SENİN ADIN AŞK (AŞKIN SEN HALİ
SENİN ADIN AŞK(AŞKIN SEN HALİ )
Aşk Orta Doğu’da bir eylemdi önce, Bütün sınırları kıyımla örülü, Filistinli bir genç, Etopyali bir çocuk, Kerbela’da çatlayan bir dudak, Mülteci bir kadın, Muhacir bir genç kız, Ya da bir cumartesi annesi, Yüreğim yüreğine denk düşene dek. Meğer bunlar merhametmiş, Acıları ruhumda hissetmekmiş. Anladım ki aşk önce sen, sonra özlemekmiş. Bir gün bir ikindi vakti, Gözlerin zehrini damarlarıma akıttı. Pür-ü pak bakışların devrildi gözlerime, Kırk tas su niyetine yıllanmış hüzünleri yıkadı. Belki aşk Züleyha’nın saçlarında Yusufcuktu, Nazım’ın şiirlerinde Vera, Ahmet Arif’’te Leyla, Kafka’da Minela, Vamık ’ta Azra… Ama aşk bende yüreğimin kapısını isminle vurdu, Kaçmadım aşktan, Çünkü aşk ama gelse bile, Gideceği mekanı biliyordu. Kaçsaydım kim bilir kaç üşümüşlük ısmarlanırdı? Kaç pişmanlık koşa koşa gelirdi ardından? Vicdanım yüreğimin yüzüne bakmaya utanırdı. Oysa karşıladım kadim bir dost gibi, Uzun yollardan gelmişti, Ellerinde seni getirmişti, Tüm benliğimle selama durdum. Yorgundu yaralı ve utangaç, Uykulu bir ağızla, Öptüm suskunluğundan bir nimet gibi başıma koydum. Az gülümsemiş dünlerden, Belirsiz yarınlardan kurtarıp beni, İlmek ilmek nakşediyordu yüreğime siluetini.
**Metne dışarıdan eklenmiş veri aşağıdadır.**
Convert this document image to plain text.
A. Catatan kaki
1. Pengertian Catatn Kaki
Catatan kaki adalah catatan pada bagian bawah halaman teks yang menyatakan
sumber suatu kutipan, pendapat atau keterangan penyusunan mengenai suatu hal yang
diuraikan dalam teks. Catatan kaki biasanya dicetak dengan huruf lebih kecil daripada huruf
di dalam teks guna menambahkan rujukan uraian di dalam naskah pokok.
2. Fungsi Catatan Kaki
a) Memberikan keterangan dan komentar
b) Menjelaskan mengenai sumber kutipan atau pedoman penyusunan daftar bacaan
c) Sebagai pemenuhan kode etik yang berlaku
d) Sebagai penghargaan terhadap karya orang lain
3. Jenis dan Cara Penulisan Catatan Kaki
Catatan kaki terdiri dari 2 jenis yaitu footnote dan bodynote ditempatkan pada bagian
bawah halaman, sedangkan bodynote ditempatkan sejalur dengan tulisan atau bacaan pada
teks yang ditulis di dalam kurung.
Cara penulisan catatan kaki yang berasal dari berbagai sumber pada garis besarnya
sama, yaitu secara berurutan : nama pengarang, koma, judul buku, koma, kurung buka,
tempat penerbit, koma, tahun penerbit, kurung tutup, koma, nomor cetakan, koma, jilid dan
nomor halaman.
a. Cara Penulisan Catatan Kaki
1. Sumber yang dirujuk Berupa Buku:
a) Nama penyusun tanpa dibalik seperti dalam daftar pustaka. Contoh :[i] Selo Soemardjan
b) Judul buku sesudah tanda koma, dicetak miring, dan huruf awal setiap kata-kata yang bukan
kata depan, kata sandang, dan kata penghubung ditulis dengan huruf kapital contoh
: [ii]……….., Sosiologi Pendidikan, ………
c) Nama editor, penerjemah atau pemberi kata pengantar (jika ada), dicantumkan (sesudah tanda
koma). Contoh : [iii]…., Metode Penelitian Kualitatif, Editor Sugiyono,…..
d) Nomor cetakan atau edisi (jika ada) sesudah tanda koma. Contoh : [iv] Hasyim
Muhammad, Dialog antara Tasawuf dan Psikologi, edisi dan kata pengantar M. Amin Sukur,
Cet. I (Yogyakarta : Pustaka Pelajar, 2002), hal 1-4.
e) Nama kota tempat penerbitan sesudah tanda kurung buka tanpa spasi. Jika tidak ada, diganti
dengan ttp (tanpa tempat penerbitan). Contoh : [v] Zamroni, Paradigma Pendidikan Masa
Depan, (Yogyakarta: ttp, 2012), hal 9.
Ve kendini temize çekiyordu aşk, Sabrımı sınayarak. Bahar bir seferde açtı duvağını, Kalem kırdı bağlarını, Zaman aşka, şiire ve sana akıyordu, İsmin harf harf kelam olup dökülüyordu, Ben sustukca aşk gözlerini şah damarıma çiziyordu. Aşk belki martının denize duyduğu sevda, Bülbülün güle serenatı, Şairin maviye tutkusu, Yada aşk Mor menekşenin dağın zirvesine bakmak isterken kırdığı boynuydu. Ama bende sen ve gözlerin olmuştu. Uzaklardan kulaklarıma lir sesi geldikçe, Rüzgâr kokunu nefesime sürüyordu. Sen içimde büyüdükçe Aşk; Yaralı geçmişimden intikam alıyordu Ve sinsi rivayetleri tarihten siliyordu. Yüreğimin pası bir uçurumun ensesinden kendini boşluğa bırakırken Ben içimin neresinden susabilirdim ki? Sesim bütün dillerde ismini sayıklıyordu. Suskunluğum bile senli sesim olunca, Tarih sayfalarına ’’senin adın aşk’’ diye geçiyordu. Senin adın aşk... Nimet Öner Elif duruşlum kitabından!! |
Aşk;
Sonu görünmeyen ucu bucağı olmayan engin bir deniz sanki. Her coğrafyada zamanın acımasızlığı karşısında hesapsız kitapsız çıkarsız olan en insani duygu. Umudu yitirmemek. Ateşe dokunmak yanmak, yüreğin kan revan olması bazen.
Sevgi emek fedakarlık dostluk iyilik özlem, kendinden önce düşünmek karşındakini.
"Mecnun’a demişler, yahu bu kadar övdüğün
şu senin Leyla’nda pek güzel bir şey değilmiş.
Mecnun gülmüş, sen onu benim
gözümle bir görebilsen"
Sevmek aşk güzel-özel olduğu kadar ağırdır. Belki de bu yüzden kocaman bir yürek ister. Her yürek bu ağırlığı taşıyamaz.
”Sana en muhtaç olduğum şu anda gel. Yaşamak olsan da gel, ölüm olsan da gel.” dercesine derin büyük bir aşk sevdaydı yürekti 'Şiir'.
Böylesi bir sevgi karşısında ancak şapka çıkarılır.
Daim olsun sevdanız, yüreğiniz, kaleminiz.
Kutlarım sevgiyle.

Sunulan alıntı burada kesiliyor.